Calling an overridden method from the base class

Question

Let's say I have the following classes:

class A {
 public:
  virtual void foo() {
    bar();
  }

 protected:
  virtual void bar() {
    // Do stuff
  }
}

class B : public A {
 protected:
  virtual void bar() {
    // Do other stuff
  }
}

If I have an instance of B and call the foo method, which bar method would get called? And is this compiler specific?

Thanks

Answer 1

You can't, but you can get around it.

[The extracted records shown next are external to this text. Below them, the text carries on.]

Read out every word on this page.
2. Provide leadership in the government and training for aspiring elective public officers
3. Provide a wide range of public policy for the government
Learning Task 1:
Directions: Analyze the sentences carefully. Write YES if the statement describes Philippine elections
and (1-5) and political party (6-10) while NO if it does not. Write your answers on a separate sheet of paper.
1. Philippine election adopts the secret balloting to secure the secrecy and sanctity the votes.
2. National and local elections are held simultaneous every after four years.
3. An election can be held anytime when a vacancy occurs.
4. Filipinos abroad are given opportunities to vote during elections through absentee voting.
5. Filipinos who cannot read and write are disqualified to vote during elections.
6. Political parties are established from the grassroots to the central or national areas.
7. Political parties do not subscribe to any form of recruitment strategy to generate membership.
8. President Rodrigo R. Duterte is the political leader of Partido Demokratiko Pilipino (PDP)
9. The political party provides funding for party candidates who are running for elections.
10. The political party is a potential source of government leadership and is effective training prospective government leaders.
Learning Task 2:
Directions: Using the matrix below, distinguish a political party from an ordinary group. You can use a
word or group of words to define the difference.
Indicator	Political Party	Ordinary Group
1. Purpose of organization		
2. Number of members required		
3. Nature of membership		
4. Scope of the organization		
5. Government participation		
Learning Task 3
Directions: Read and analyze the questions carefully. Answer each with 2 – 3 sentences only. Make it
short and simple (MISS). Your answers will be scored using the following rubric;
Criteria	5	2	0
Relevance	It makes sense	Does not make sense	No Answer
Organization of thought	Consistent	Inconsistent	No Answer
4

In this case you can add a true default bool argument to the A constructor, and pass a false to it in B:

class A 
{
public:
    A(bool construct = true) { 
        if (!construct) return;
        bar(); 
    }
    virtual void bar() { cout << "A::bar" << endl; }
};

class B : public A 
{
public:
    B() : A(false) { bar(); }
    void bar() override { cout << "B::bar" << endl; }
};

int main()
{
    A a;
    B b;
}

Output:

A::bar
B::bar

Answer 2

The A::foo will call B::bar if you have an instance of B. It does not matter if the instance is referenced through a pointer or a reference to a base class: regardless of this, B's version is called; this is what makes polymorphic calls possible. The behavior is not compiler-specific: virtual functions behave this way according to the standard.